Long-term safety and efficacy of aliskiren and valsartan combination with or without the addition of HCT in patients with hypertension.
Author(s): Chrysant SG, Murray AV, Hoppe UC, Dattani D, Patel S, Ritter S, Zhang J
Affiliation(s): University of Oklahoma, Oklahoma City, OK, USA. email@example.com
Publication date & source: 2010-12, Curr Med Res Opin., 26(12):2841-9. Epub 2010 Nov 9.
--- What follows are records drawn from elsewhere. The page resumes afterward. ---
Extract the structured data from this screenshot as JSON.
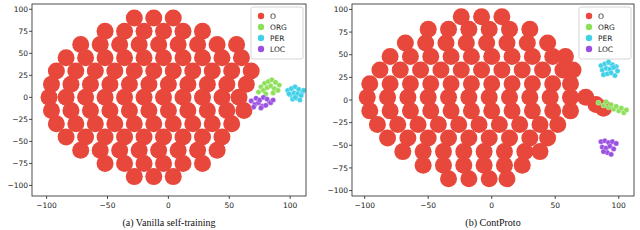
{
  "chart_data": [
    {
      "type": "scatter",
      "title": "(a) Vanilla self-training",
      "marker": "circle",
      "grid": false,
      "legend": "upper right",
      "xlim": [
        -112,
        113
      ],
      "ylim": [
        -112,
        106
      ],
      "xticks": [
        {
          "value": -100,
          "label": "−100"
        },
        {
          "value": -50,
          "label": "−50"
        },
        0,
        50,
        100
      ],
      "yticks": [
        {
          "value": -100,
          "label": "−100"
        },
        {
          "value": -75,
          "label": "−75"
        },
        {
          "value": -50,
          "label": "−50"
        },
        {
          "value": -25,
          "label": "−25"
        },
        0,
        25,
        50,
        75,
        100
      ],
      "series": [
        {
          "name": "O",
          "color": "#e8473b",
          "x": [
            -28,
            -12,
            4,
            -52,
            -36,
            -20,
            -4,
            12,
            28,
            -72,
            -56,
            -40,
            -24,
            -8,
            8,
            24,
            40,
            56,
            -84,
            -68,
            -52,
            -36,
            -20,
            -4,
            12,
            28,
            44,
            60,
            -92,
            -76,
            -60,
            -44,
            -28,
            -12,
            4,
            20,
            36,
            52,
            68,
            -96,
            -80,
            -64,
            -48,
            -32,
            -16,
            0,
            16,
            32,
            48,
            64,
            -98,
            -84,
            -68,
            -52,
            -36,
            -20,
            -4,
            12,
            28,
            44,
            58,
            -96,
            -80,
            -64,
            -48,
            -32,
            -16,
            0,
            16,
            32,
            48,
            62,
            -92,
            -76,
            -60,
            -44,
            -28,
            -12,
            4,
            20,
            36,
            52,
            -84,
            -68,
            -52,
            -36,
            -20,
            -4,
            12,
            28,
            44,
            -72,
            -56,
            -40,
            -24,
            -8,
            8,
            24,
            40,
            -52,
            -36,
            -20,
            -4,
            12,
            28,
            -28,
            -12,
            4
          ],
          "values": [
            90,
            90,
            90,
            75,
            75,
            75,
            75,
            75,
            75,
            60,
            60,
            60,
            60,
            60,
            60,
            60,
            60,
            60,
            45,
            45,
            45,
            45,
            45,
            45,
            45,
            45,
            45,
            45,
            30,
            30,
            30,
            30,
            30,
            30,
            30,
            30,
            30,
            30,
            30,
            15,
            15,
            15,
            15,
            15,
            15,
            15,
            15,
            15,
            15,
            15,
            0,
            0,
            0,
            0,
            0,
            0,
            0,
            0,
            0,
            0,
            0,
            -15,
            -15,
            -15,
            -15,
            -15,
            -15,
            -15,
            -15,
            -15,
            -15,
            -15,
            -30,
            -30,
            -30,
            -30,
            -30,
            -30,
            -30,
            -30,
            -30,
            -30,
            -45,
            -45,
            -45,
            -45,
            -45,
            -45,
            -45,
            -45,
            -45,
            -60,
            -60,
            -60,
            -60,
            -60,
            -60,
            -60,
            -60,
            -75,
            -75,
            -75,
            -75,
            -75,
            -75,
            -90,
            -90,
            -90
          ]
        },
        {
          "name": "ORG",
          "color": "#8ee05a",
          "x": [
            76,
            79,
            82,
            85,
            88,
            91,
            78,
            81,
            84,
            87,
            90,
            80,
            86,
            74
          ],
          "values": [
            12,
            16,
            18,
            20,
            17,
            14,
            8,
            11,
            13,
            10,
            8,
            4,
            5,
            6
          ]
        },
        {
          "name": "PER",
          "color": "#40d0e8",
          "x": [
            98,
            101,
            104,
            107,
            110,
            100,
            103,
            106,
            109,
            102,
            105,
            108,
            104,
            99,
            111
          ],
          "values": [
            8,
            10,
            12,
            9,
            6,
            3,
            5,
            4,
            2,
            -2,
            -1,
            -3,
            0,
            4,
            8
          ]
        },
        {
          "name": "LOC",
          "color": "#9b50e0",
          "x": [
            68,
            71,
            74,
            77,
            80,
            83,
            72,
            75,
            78,
            81,
            84,
            70,
            76,
            86
          ],
          "values": [
            -4,
            -8,
            -6,
            -10,
            -9,
            -5,
            -1,
            -3,
            0,
            -2,
            -6,
            -11,
            -12,
            -3
          ]
        }
      ]
    },
    {
      "type": "scatter",
      "title": "(b) ContProto",
      "marker": "circle",
      "grid": false,
      "legend": "upper right",
      "xlim": [
        -110,
        112
      ],
      "ylim": [
        -106,
        106
      ],
      "xticks": [
        {
          "value": -100,
          "label": "−100"
        },
        {
          "value": -50,
          "label": "−50"
        },
        0,
        50,
        100
      ],
      "yticks": [
        {
          "value": -100,
          "label": "−100"
        },
        {
          "value": -75,
          "label": "−75"
        },
        {
          "value": -50,
          "label": "−50"
        },
        {
          "value": -25,
          "label": "−25"
        },
        0,
        25,
        50,
        75,
        100
      ],
      "series": [
        {
          "name": "O",
          "color": "#e8473b",
          "x": [
            -24,
            -8,
            8,
            -50,
            -34,
            -18,
            -2,
            14,
            30,
            -68,
            -52,
            -36,
            -20,
            -4,
            12,
            28,
            44,
            -80,
            -64,
            -48,
            -32,
            -16,
            0,
            16,
            32,
            48,
            58,
            -88,
            -72,
            -56,
            -40,
            -24,
            -8,
            8,
            24,
            40,
            56,
            64,
            -96,
            -80,
            -64,
            -48,
            -32,
            -16,
            0,
            16,
            32,
            48,
            62,
            -98,
            -82,
            -66,
            -50,
            -34,
            -18,
            -2,
            14,
            30,
            46,
            62,
            74,
            -96,
            -80,
            -64,
            -48,
            -32,
            -16,
            0,
            16,
            32,
            48,
            62,
            -90,
            -74,
            -58,
            -42,
            -26,
            -10,
            6,
            22,
            38,
            52,
            -82,
            -66,
            -50,
            -34,
            -18,
            -2,
            14,
            30,
            44,
            -70,
            -54,
            -38,
            -22,
            -6,
            10,
            26,
            38,
            -54,
            -38,
            -22,
            -6,
            10,
            24,
            -34,
            -18,
            -2,
            12,
            82,
            88
          ],
          "values": [
            92,
            92,
            92,
            78,
            78,
            78,
            78,
            78,
            78,
            63,
            63,
            63,
            63,
            63,
            63,
            63,
            63,
            48,
            48,
            48,
            48,
            48,
            48,
            48,
            48,
            48,
            48,
            33,
            33,
            33,
            33,
            33,
            33,
            33,
            33,
            33,
            33,
            33,
            18,
            18,
            18,
            18,
            18,
            18,
            18,
            18,
            18,
            18,
            18,
            3,
            3,
            3,
            3,
            3,
            3,
            3,
            3,
            3,
            3,
            3,
            3,
            -12,
            -12,
            -12,
            -12,
            -12,
            -12,
            -12,
            -12,
            -12,
            -12,
            -12,
            -27,
            -27,
            -27,
            -27,
            -27,
            -27,
            -27,
            -27,
            -27,
            -27,
            -42,
            -42,
            -42,
            -42,
            -42,
            -42,
            -42,
            -42,
            -42,
            -57,
            -57,
            -57,
            -57,
            -57,
            -57,
            -57,
            -57,
            -72,
            -72,
            -72,
            -72,
            -72,
            -72,
            -87,
            -87,
            -87,
            -87,
            -5,
            -9
          ]
        },
        {
          "name": "ORG",
          "color": "#8ee05a",
          "x": [
            84,
            88,
            92,
            96,
            100,
            104,
            90,
            94,
            98,
            102,
            106
          ],
          "values": [
            -3,
            -6,
            -8,
            -10,
            -12,
            -14,
            -2,
            -5,
            -7,
            -9,
            -11
          ]
        },
        {
          "name": "PER",
          "color": "#40d0e8",
          "x": [
            86,
            89,
            92,
            95,
            98,
            87,
            90,
            93,
            96,
            99,
            88,
            91,
            94,
            97,
            92
          ],
          "values": [
            38,
            40,
            41,
            39,
            37,
            33,
            35,
            34,
            36,
            32,
            28,
            29,
            30,
            27,
            42
          ]
        },
        {
          "name": "LOC",
          "color": "#9b50e0",
          "x": [
            86,
            89,
            92,
            95,
            98,
            87,
            90,
            93,
            96,
            91,
            94,
            88
          ],
          "values": [
            -46,
            -45,
            -47,
            -46,
            -48,
            -52,
            -53,
            -51,
            -54,
            -58,
            -60,
            -57
          ]
        }
      ]
    }
  ]
}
Publication type: Clinical Trial; Multicenter Study; Research Support, Non-U.S. Gov't
OBJECTIVE: To assess the long-term safety and antihypertensive efficacy of aliskiren/valsartan 300/320 mg combination. METHODS: This was a 54-week, multicenter, open-label study (core phase), followed by a 26-week extension phase. Efficacy variables were change in msDBP and msSBP from baseline to endpoint (54-week and 80-week). Safety was assessed by monitoring and recording adverse events (AEs). ClinicalTrials.gov Identifier: NCT00386607 RESULTS: A total of 601 patients (msDBP >/= 90 and <110 mmHg) entered the 54-week core study. Optional add-on HCT was allowed at week 10 onwards if BP was >/= 140/90 mmHg at two consecutive visits. Of the 486 patients completed the core study, 180 patients entered the extension phase and received aliskiren/valsartan and add-on HCT (12.5 or 25 mg). Overall the combination of aliskiren/valsartan was well-tolerated and the majority of AEs were mild-to-moderate in severity. The incidence of SAEs was low (core phase: n = 22 [3.7%]; extension phase: n = 4 [2.2%]). Elevated serum potassium (>5.5 mmol/L at any time during the study) was observed in 21 (3.6%) patients. The majority of these elevations were transient and returned to normal in subsequent visits, and the discontinuation rate due to elevated serum potassium was low (0.3% [n = 2]). Decreased serum potassium levels (<3.5 mmol/L at any time during the study) was observed in 26 (4.4%) patients, mainly in patients receiving aliskiren/valsartan/HCT (n = 22; 7.1%). At the 54-week endpoint, a mean BP reduction of 20.5/13.4 mmHg from baseline (baseline BP: 152.9/97.0 mmHg) was observed and 66.9% (n = 398/595) of patients achieved BP control with aliskiren/valsartan with or without HCT. At the end of the extension phase (80-week endpoint), additional reduction in BP was obtained (overall, 28.8/18.3 mmHg) and 86.6% (n = 155/179) of patients achieved BP control with aliskiren/valsartan/HCT. A limitation is the absence of an active comparator group. Conclusion: Long-term treatment with the combination of aliskiren/valsartan with or without HCT provided clinically meaningful BP reductions and high rates of BP control and was well-tolerated.